Fuck Buttons could have easily employed this template throughout Slow Focus, thereby reestablishing the dividing line between it and the less punishing Blanck Mass and stepping forward and away from Tarot Sport, but the six tracks that follow “Brainfreeze”—provided you succeed in pulling “Brainfreeze” off repeat—revel in subverting expectations. “Year of the Dog” cuts the beats out entirely, employing a rapid-fire rendition of Blanck Mass’s arpeggios to unsettling effect. Lead single The Red Wing” (sadly not a spoken-word narrative from Steve Yzerman in the vein of Daft Punk’s “Giorgio by Moroder”) sways sensuously on an unrushed hip-hop beat, even when the foundational synth kicks into overdrive. “Sentients” reminds how well Fuck Buttons have sublimated the noise impulses of Street Horrrsing (i.e., the unintelligible yelling) into ear-turning oddities. Its 8-bit enemy chomping and half-buried feedback tangles add to, rather than overpower, the song’s John Carpenter soundtrack atmosphere. “Prince’s Prize” borrows the funhouse-mirror distortion of Clark’s “Totem Crackerjack.” The appropriately named “Stalker” spotlights the darker tones running throughout Slow Focus with its ten-minute lurk, demonstrating the palette shift from Andrew Weatherall’s often-gleaming production values on Tarot Sport.

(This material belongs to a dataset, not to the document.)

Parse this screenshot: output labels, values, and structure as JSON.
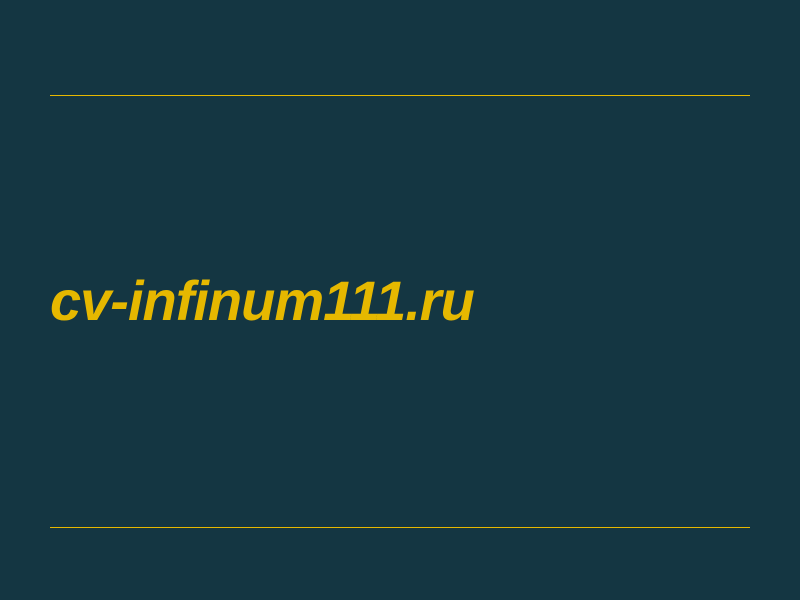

If not for its closing track, I’d argue that Slow Focus purposefully sidesteps the immediate bliss-out of “The Lisbon Maru” and “Olympians,” but “Hidden XS” delivers one final narrative-denying blow with its propulsive beats and upward-arcing melodies. It’s both a fist-pump and a tangible exhale, the polar opposite of the cranium-crushing “Brainfreeze.”

I haven’t mentioned the fact that Slow Focus marks the first instance of Fuck Buttons eschewing a name producer (Mogwai’s John Cummings, Weatherall) in favor of handling those duties themselves, in part because there’s no discernible drop in fidelity or inspiration. What this decision does indicate is how the group has gone from being defined by outside sources, whether producers or the wildly divergent names dropped in reviews of Street Horrrsing (Prurient, My Bloody Valentine, Suicide, etc.), to firmly existing within its own realm. It’s more natural now to compare Fuck Buttons to their peers, their side projects, or their past material than to locate them within a broad field of reference points, even if a few of those still pop up. Slow Focus doesn’t offer the same mind-melting revelation of fulfilled promise that Tarot Sport did, because it can’t—I approached it knowing full well what heights they’re capable of reaching. Instead, “Brainfreeze,” “The Red Wing,” and “Hidden XS” excel at exploring unconquered terrain within a defined realm. Subverting expectations may lack the sexiness of surpassing them, but it’s an essential trait for long-term success. Consider my fears of Fuck Buttons’ priority or lifespan completely assuaged.